After that, the architecture looked completely different.

Figure 3. Architecture v2.5

Architecture v2.5

Results of the technical engagement

At the start, the ICEBERG solution was implemented as a classic client-server solution. Its architecture was tightly coupled, and some components (like the Dropbox storage) were not implemented in a scalable and agile way.

During the technical engagement between Microsoft and ICEBERG, the architecture was heavily revamped in such way that critical components would leverage the PaaS benefits (such as health checking and fast deployment) as much as possible to eliminate the chance of any availability issues in the future and delegate their migration to the cloud platform.
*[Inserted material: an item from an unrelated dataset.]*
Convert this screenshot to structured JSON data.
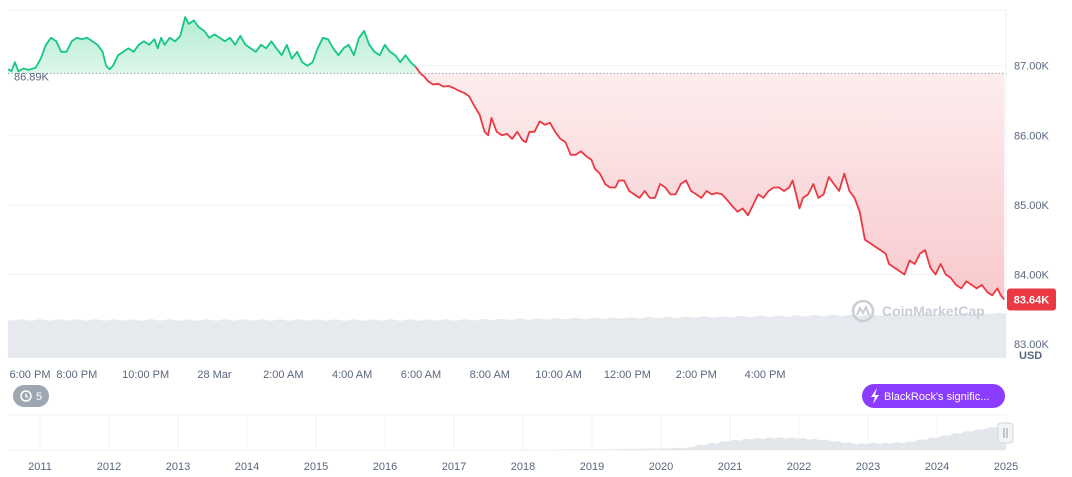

The ICEBERG team spoke positively not only about how the cloud platform works, but about how the Microsoft platform works with the Open Source. The ICEBERG system is written in Java and uses PostgreSQL, so for the successful migration it was necessary to be sure that the technologies used are supported and tested in the cloud. Both Java and PostgreSQL can be described as “first class citizens” on Microsoft Azure, and it was one of the important learnings for the team.

“Azure technologies allow ICEBERG to get large data volumes from our clients, who always move around the globe. Secure data transfer, implemented by Microsoft, keeps us from worrying about our customers’ data confidentiality. Scalable cloud architecture based on Azure VMs, Azure Web Apps, and CDN is perfect for the always-growing number of requests from both our current and new customers.”
– ICEBERG team

ICEBERG’s future plans for using the Azure platform include the IoT Suite (for implementing the real-time processing and visualization of Power BI), Stream Analytics, and Azure Machine Learning. The ICEBERG solution is already working in production. The Open Source project, which is working perfectly in the Microsoft cloud, is proof that Microsoft supports Open Source technologies.

Appendix: performance issues

During the last iteration, we experienced this performance issue: uploading metadata files from Azure Storage took more than 16 seconds. To improve performance, ICEBERG rolled out this performance fix:

  • Parallelize algorithm and upload every file in a separate thread.
  • Instead of working with Azure Input Stream, download data in memory.

    Before:

      CloudBlockBlob blob = ...
      InputStream in = blob.openInputStream()
    

    After:

      CloudBlockBlob blob = ...
      try (ByteArrayOutputStream os = new ByteArrayOutputStream()) {
          blob.download(os);
          InputStream in = new ByteArrayInputStream(os.toByteArray());
      }
    

After performance optimization, computation takes less than 1 second. This is a great example of how to apply traditional best practices to the cloud deployment.